You’ve heard of land trains, right? They’re those big, articulated lorries that drag several trailers across the vast expanses of the Australian outback. Well, a Land Rover Discovery has just towed one, and it didn’t even break a sweat.

Yep, it’s a PR stunt organised by Land Rover, but you’ve got to hand it to the new Discovery for being such a machine. Pulling 100 metres, or seven trailers, of Australian land train is no mean feat.

And before you say that the stunt was obviously done by some modified, kitted-out Discovery with a million Newton-metres of torque, Land Rover says that the feat was performed by a totally standard Discovery.

The Discovery in question was the Td6 model, which comes with a 3.0-litre diesel engine. It may only develop 250-odd bhp, but its low-down torque means that it’s got a certified towing capacity of 3,500 kg.

That towing capacity might be selling the Discovery a little short, though – for this stunt, it towed a 110-tonne land train for 16 km down a closed section of the Lasseter Highway in northern Australia.

The man behind the wheel of the Discovery was John Bilato, managing director of haulage specialist G&S Transport, and he didn’t reckon the feat would be possible.

“When Land Rover first got in touch, I didn’t think the vehicle would be able to do it, so I was amazed by how easily the standard Discovery pulled a 110-tonne road train. And the smoothness of the gearchanges under that amount of load was genuinely impressive,” he said.

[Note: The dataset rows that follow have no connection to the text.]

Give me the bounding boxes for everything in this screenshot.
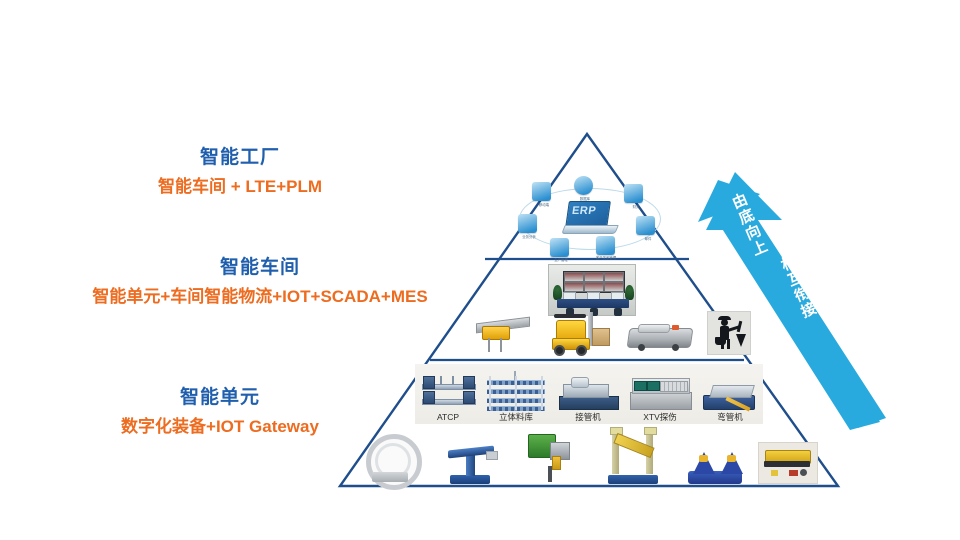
ring-fixture-icon bbox=[362, 432, 418, 484]
equipment-cell-rack-storage: 立体料库 bbox=[485, 373, 547, 422]
rack-post bbox=[489, 376, 491, 410]
atcp-block bbox=[463, 376, 475, 389]
cnc-screen bbox=[647, 381, 660, 391]
atcp-machine bbox=[420, 376, 476, 410]
hoist-body bbox=[482, 326, 510, 340]
gantry-frame-icon bbox=[606, 430, 662, 484]
conveyor-part bbox=[800, 469, 807, 476]
agv-wheel bbox=[638, 344, 645, 351]
erp-laptop-base bbox=[561, 225, 619, 234]
xtv-inspection-icon bbox=[629, 373, 691, 410]
welding-head-icon bbox=[528, 432, 578, 484]
equipment-cell-atcp: ATCP bbox=[417, 373, 479, 422]
person-icon bbox=[596, 236, 615, 255]
rack-post bbox=[541, 376, 543, 410]
plant-icon bbox=[625, 285, 634, 300]
erp-node-label-2: 邮件 bbox=[631, 236, 665, 241]
lathe-base bbox=[559, 396, 619, 410]
chair-icon bbox=[614, 308, 622, 316]
mobile-icon bbox=[532, 182, 551, 201]
post-column bbox=[466, 454, 475, 476]
rotator-cap bbox=[699, 455, 708, 462]
erp-center-label: ERP bbox=[571, 205, 597, 217]
atcp-block bbox=[423, 391, 435, 404]
pyramid-tier-4-digital-equipment bbox=[358, 428, 818, 484]
hoist-hook bbox=[500, 338, 502, 352]
atcp-pin bbox=[440, 376, 442, 385]
forklift-roof bbox=[554, 314, 586, 318]
diagram-canvas: 智能工厂 智能车间 + LTE+PLM 智能车间 智能单元+车间智能物流+IOT… bbox=[0, 0, 960, 540]
agv-light bbox=[672, 325, 679, 330]
conveyor-part bbox=[789, 470, 798, 476]
conveyor-photo bbox=[758, 442, 818, 484]
gears-icon bbox=[550, 238, 569, 257]
rack-post bbox=[515, 376, 517, 410]
forklift-wheel bbox=[554, 345, 565, 356]
control-room-photo bbox=[548, 264, 636, 316]
gantry-cap bbox=[644, 427, 657, 435]
post-base bbox=[450, 475, 490, 484]
erp-node-label-4: 生产管理 bbox=[544, 257, 578, 262]
agv-top bbox=[637, 324, 670, 333]
equipment-label-xtv-inspection: XTV探伤 bbox=[629, 413, 691, 422]
bottom-up-arrow: 由底向上 相互衔接 bbox=[690, 160, 910, 430]
rack-storage-machine bbox=[487, 376, 545, 410]
plant-icon bbox=[553, 285, 562, 300]
conveyor-part bbox=[771, 470, 778, 476]
atcp-block bbox=[463, 391, 475, 404]
database-icon bbox=[574, 176, 593, 195]
ring-foot bbox=[372, 472, 408, 482]
rack-storage-icon bbox=[485, 373, 547, 410]
equipment-label-pipe-joining: 接管机 bbox=[557, 413, 619, 422]
cnc-screen bbox=[634, 381, 647, 391]
hoist-hook bbox=[488, 338, 490, 352]
forklift-icon bbox=[548, 312, 608, 356]
calculator-icon bbox=[624, 184, 643, 203]
agv-wheel bbox=[672, 344, 679, 351]
post-tip bbox=[486, 451, 498, 460]
atcp-pin bbox=[452, 376, 454, 385]
pipe-joining-machine-icon bbox=[557, 373, 619, 410]
erp-cluster: 数据库 财务 邮件 客户关系管理 生产管理 业务分析 移动端 ERP bbox=[506, 174, 674, 260]
atcp-block bbox=[423, 376, 435, 389]
hoist-icon bbox=[476, 314, 528, 354]
lathe-head bbox=[571, 377, 589, 388]
equipment-cell-xtv-inspection: XTV探伤 bbox=[629, 373, 691, 422]
erp-node-label-3: 客户关系管理 bbox=[589, 255, 623, 260]
erp-laptop-icon: ERP bbox=[563, 201, 619, 235]
welder-nozzle bbox=[552, 456, 561, 470]
cnc-body bbox=[630, 392, 692, 410]
chart-icon bbox=[518, 214, 537, 233]
cargo-box-icon bbox=[592, 328, 610, 346]
console-desk bbox=[557, 299, 629, 308]
equipment-label-atcp: ATCP bbox=[417, 413, 479, 422]
video-wall-icon bbox=[563, 271, 625, 293]
welder-stem bbox=[548, 466, 552, 482]
equipment-cell-pipe-joining: 接管机 bbox=[557, 373, 619, 422]
atcp-icon bbox=[417, 373, 479, 410]
cnc-keyboard bbox=[660, 381, 688, 392]
rotator-icon bbox=[688, 440, 742, 484]
forklift-wheel bbox=[576, 345, 587, 356]
erp-node-label-6: 移动端 bbox=[527, 202, 561, 207]
pipe-joining-machine bbox=[559, 376, 617, 410]
erp-node-label-1: 财务 bbox=[619, 204, 653, 209]
t-post-icon bbox=[446, 436, 498, 484]
erp-node-label-5: 业务分析 bbox=[512, 234, 546, 239]
gantry-base bbox=[608, 475, 658, 484]
equipment-label-rack-storage: 立体料库 bbox=[485, 413, 547, 422]
conveyor-dark-bar bbox=[764, 461, 810, 467]
envelope-icon bbox=[636, 216, 655, 235]
xtv-inspection-machine bbox=[630, 376, 690, 410]
rotator-cap bbox=[727, 455, 736, 462]
agv-icon bbox=[628, 322, 690, 352]
pyramid-tier-1-smart-factory: 数据库 财务 邮件 客户关系管理 生产管理 业务分析 移动端 ERP bbox=[505, 172, 675, 260]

The whole shebang was held to announce the arrival of the 2018 model of the new Discovery. Not much has changed since the new car was initially launched earlier this year, but there are some additional niceties.

For example, the Discovery is now available with Jaguar Land Rover’s four-cylinder petrol engine, which develops around 300 bhp and 400 Nm of torque and will almost certainly be available in this region. Alas, the diesel-engined one that pulled the land train probably won’t.

Elsewhere, you get a new instrument cluster and Jaguar Land Rover’s new 10-inch touchscreen interface.

Otherwise, though, the Discovery remains much the same as it was at launch – i.e. mighty impressive.